C'est Jean-Louis Roussel, professeur d'Histoire et vice-président du Comité international de Mauthausen, accueilli en novembre 2016 par l'AERIS au lycée Funay, qui a bien voulu cette fois tenté d'expliquer ce qu'était Mauthausen. A en juger par les visages des jeunes, sur lesquels ont parfois coulé quelques larmes, il y est remarquablement parvenu. Il a raconté la vie quotidienne dans cette forteresse de granit, où les détenus étaient privés de leur nom à partir de l'instant où ils franchissaient le portail, pour devenir un numéro, "ein Stück". Les réveils à 4h45, la violence gratuite, les coups de schlague, les heures interminables sur la place d'appel qui pouvait rassembler jusqu'à 4000 déportés, la faim, la maladie, les pendaisons, l'extermination des faibles et des malades dans la chambre à gaz, les fours crématoires qui fonctionnaient jour et nuit....
Des baraques de la "Quarantäne Hof" (l'espace de quarantaine réservé aux nouveaux arrivants) où les détenus devaient apprendre les règles dictées par les SS, et d'où chaque matin on retirait des cadavres, il ne reste aujourd'hui que des tombes au milieu d'une immense pelouse. Vaste cimetière où sont enfouis des restes humains et des cendres. Les croix sont chrétiennes, juives, musulmanes... Dans cet enclos, Jean-Louis Roussel a raconté le traitement réservé à un groupe d'officiers et de sous-officiers de l'armée russe arrivés au camp en février 1945. 300 d'entre eux étaient parvenus à s'évader en escaladant un mur surmonté de barbelés électrifiés sur lesquels avaient été jetées des couvertures trempées dans l'eau pour provoquer un court-circuit du système électrique. S'en était suivie une alerte générale communiquée à tous les villages alentours pour retrouver les évadés. La population autrichienne elle-même avait alors sorti les fusils pour aller à la "chasse aux lièvres". Il n'y eut que trois survivants qui échappèrent aux lynchages.
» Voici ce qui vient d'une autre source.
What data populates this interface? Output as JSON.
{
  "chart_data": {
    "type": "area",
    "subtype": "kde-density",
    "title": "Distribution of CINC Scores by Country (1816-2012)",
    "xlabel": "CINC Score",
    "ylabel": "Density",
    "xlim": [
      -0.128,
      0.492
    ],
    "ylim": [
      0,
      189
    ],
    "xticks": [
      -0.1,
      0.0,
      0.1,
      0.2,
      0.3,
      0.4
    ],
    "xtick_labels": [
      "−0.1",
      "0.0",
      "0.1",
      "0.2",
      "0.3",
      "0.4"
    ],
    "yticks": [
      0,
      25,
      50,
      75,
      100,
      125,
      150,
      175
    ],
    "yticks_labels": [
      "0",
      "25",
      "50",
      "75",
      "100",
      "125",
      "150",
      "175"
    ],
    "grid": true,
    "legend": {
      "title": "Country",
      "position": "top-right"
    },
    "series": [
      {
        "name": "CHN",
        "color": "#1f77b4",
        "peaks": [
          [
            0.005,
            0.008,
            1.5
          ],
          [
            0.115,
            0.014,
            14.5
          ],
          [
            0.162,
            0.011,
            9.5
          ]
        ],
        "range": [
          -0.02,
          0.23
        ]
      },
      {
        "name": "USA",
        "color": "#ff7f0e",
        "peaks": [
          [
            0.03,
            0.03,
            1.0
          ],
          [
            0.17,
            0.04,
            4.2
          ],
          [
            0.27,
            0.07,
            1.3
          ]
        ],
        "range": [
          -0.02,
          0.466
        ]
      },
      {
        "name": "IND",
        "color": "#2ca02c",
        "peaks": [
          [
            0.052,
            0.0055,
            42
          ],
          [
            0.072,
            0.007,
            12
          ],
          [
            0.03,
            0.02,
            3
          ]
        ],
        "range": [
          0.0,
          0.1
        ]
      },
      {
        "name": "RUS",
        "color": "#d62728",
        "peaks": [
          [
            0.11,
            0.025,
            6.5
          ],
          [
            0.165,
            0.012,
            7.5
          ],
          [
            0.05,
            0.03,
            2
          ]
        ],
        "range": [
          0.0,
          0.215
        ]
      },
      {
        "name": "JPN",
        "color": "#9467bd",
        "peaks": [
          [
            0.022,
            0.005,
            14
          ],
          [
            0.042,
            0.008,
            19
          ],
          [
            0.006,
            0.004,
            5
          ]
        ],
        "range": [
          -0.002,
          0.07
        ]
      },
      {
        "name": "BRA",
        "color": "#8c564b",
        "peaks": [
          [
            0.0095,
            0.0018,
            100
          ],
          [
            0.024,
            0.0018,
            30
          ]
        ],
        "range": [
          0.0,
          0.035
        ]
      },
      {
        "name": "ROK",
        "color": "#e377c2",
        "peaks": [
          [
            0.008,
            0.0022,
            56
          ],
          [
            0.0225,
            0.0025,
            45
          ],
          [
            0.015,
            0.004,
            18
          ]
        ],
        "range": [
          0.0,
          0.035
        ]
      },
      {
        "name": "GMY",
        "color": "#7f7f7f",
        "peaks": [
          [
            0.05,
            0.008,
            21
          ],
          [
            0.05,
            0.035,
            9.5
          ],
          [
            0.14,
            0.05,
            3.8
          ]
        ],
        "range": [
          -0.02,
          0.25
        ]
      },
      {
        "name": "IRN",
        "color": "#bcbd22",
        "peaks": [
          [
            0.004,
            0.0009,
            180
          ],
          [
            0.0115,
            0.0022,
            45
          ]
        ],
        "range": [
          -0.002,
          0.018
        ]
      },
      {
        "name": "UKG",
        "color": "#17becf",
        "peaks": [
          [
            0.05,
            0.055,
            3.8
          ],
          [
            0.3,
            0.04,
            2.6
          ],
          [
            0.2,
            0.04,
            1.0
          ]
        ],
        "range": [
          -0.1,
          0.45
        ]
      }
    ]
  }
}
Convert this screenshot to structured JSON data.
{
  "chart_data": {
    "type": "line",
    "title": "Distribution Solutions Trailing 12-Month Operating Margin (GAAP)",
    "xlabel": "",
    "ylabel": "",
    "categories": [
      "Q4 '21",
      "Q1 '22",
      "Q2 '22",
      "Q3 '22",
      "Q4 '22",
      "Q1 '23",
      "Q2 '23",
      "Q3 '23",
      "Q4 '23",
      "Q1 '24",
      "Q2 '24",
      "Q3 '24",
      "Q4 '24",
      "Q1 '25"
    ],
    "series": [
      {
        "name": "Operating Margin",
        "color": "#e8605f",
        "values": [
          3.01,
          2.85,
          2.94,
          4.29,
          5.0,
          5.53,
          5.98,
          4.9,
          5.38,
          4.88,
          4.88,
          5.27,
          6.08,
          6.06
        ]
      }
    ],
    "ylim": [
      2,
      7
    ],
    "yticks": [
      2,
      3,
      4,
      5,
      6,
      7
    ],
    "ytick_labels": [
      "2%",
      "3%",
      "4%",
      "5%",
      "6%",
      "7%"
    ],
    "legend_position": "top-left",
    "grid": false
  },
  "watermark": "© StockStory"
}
Un seul resta en Autriche et ne se fit connaître qu'en 1990. Le 15 février 1945, pour prévenir une nouvelle tentative d'évasion à l'occasion d'une nouvelle arrivée d'officiers russes, les SS obligèrent les détenus à se dévêtir complètement et les aspergèrent d'eau. A l'extérieur la température était tombée à -12°. L'un d'eux gela sur place. Une statue toute blanche à l'extérieur du camp rappelle ce crime parmi les milliers qui furent commis ici. Détenus fusillés ou poussés dans les clôtures électrifiées, sans parler des assassinats systématiques des malades devenus bouches inutiles
Comme lors de chaque voyage pédagogique organisé par l'AERIS, les lycéens ont participé à une cérémonie d'hommage aux Sarthois passés par Mauthausen. Au monument français érigé à côté d'autres souvent imposants, ils ont déposé une gerbe à la mémoire des 66 Sarthois qui ne sont jamais revenus. Comme Florent Beaury, de Cérans Foulletourte, dont le petit-fils Benoît Lemonnier était là , autant ému que les plus jeunes. En cet instant, à quoi lui, pouvait-il bien penser?
Philippe LAVERGNE
N.B: Mauthausen fut libéré le 5 mai 1945 par la 11e Division blindée américaine qui découvrit un spectacle effroyable. 15000 corps jonchaient le sol, on les enterra les jours suivants dans des fosses communes. 3000 autres prisonniers moururent de maladie et d'épuisement les semaines suivantes.